Eurozone’s consumer morale shows some sign of recovery
CONSUMER confidence in the euro area has jumped sharply in the first month of 2013, a survey showed yesterday, while separate data revealed that the debt ratios of Eurozone governments are beginning to stabilise.
And on a rare day of positive figures for the single currency area, Portuguese debt yields fell to their lowest since late 2010. Investors were heartened by strong demand at Portugal’s first bond market foray since its 2011 bailout. They bid around €10bn (£8.4bn) for Portugal’s reopening of its October 2017 bond, five times more than the €2bn the Treasury sold, allowing it to borrow at a relatively low cost. Subsequently, Portuguese two-year bond yields fell 29 basis points on the day to 3.125 per cent, their lowest since October 2010.
Meanwhile, across the Eurozone, consumer morale rose to an index score of minus 23.9 this month from a December figure of minus 26.3, the European Commission said – suggesting households can help boost the bloc’s economy.
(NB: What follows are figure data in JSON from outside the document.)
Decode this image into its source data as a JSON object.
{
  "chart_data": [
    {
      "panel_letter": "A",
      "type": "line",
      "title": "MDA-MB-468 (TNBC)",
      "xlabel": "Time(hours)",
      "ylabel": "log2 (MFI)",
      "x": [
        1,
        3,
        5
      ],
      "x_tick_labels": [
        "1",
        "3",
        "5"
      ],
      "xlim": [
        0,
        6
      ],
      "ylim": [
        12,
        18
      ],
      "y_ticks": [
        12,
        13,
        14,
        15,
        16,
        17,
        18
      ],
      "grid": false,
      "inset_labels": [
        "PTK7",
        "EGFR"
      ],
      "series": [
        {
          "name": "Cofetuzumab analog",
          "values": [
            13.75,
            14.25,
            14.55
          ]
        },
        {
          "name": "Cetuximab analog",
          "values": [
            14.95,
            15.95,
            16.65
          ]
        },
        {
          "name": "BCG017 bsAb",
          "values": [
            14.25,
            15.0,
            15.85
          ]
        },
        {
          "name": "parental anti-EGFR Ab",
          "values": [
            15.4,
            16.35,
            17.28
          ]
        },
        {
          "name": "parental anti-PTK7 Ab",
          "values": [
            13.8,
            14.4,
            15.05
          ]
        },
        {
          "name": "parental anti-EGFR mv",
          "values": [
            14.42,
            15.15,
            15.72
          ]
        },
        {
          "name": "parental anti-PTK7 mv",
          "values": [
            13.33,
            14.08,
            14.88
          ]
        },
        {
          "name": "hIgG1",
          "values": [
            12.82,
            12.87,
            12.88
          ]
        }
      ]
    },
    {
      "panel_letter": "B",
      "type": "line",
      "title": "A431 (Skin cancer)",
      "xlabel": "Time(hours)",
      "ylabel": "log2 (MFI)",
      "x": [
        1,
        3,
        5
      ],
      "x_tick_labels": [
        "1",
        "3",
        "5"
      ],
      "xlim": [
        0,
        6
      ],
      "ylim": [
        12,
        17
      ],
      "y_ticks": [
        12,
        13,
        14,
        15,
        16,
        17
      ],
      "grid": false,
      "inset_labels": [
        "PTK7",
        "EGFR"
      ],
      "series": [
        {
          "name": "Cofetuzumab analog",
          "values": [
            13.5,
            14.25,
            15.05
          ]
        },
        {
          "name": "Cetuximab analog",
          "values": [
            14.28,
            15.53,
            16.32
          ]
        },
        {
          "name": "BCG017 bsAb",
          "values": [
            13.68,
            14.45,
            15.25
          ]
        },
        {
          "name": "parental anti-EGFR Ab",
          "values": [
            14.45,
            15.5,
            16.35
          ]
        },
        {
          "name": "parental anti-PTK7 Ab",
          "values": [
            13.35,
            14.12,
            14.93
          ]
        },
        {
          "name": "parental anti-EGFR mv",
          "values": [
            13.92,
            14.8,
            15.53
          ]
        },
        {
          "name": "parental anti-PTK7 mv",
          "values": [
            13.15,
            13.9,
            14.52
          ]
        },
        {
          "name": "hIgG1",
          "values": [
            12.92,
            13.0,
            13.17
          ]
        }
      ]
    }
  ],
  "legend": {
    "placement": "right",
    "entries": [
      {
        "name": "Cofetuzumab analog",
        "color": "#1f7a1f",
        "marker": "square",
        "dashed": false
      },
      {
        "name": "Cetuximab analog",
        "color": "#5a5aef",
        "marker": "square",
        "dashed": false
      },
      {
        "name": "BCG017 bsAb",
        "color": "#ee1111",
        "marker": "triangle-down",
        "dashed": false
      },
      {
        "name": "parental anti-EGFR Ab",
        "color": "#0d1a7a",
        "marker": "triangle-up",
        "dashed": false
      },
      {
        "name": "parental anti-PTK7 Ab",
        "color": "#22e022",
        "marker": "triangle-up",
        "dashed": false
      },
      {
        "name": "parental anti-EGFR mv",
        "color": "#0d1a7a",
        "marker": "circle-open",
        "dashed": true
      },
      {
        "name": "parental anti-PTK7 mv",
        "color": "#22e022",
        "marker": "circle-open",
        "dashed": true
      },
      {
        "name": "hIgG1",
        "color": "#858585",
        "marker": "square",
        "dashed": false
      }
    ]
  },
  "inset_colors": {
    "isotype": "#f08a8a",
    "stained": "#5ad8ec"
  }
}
The Eurozone remains mired in a debt crisis, yet separate figures from Eurostat show that its states’ debt to GDP ratio stood at 90 per cent in the third quarter of 2012, only slightly up from 89.9 per cent in the previous quarter.
There was still some food for bears in yesterday’s data, however, as the Bank of Spain reported that Spanish GDP shrunk 0.6 per cent in quarter four of 2012. And in France business morale has worsened, according to statistics group Insee. Its confidence index fell from 89 to 86 this month.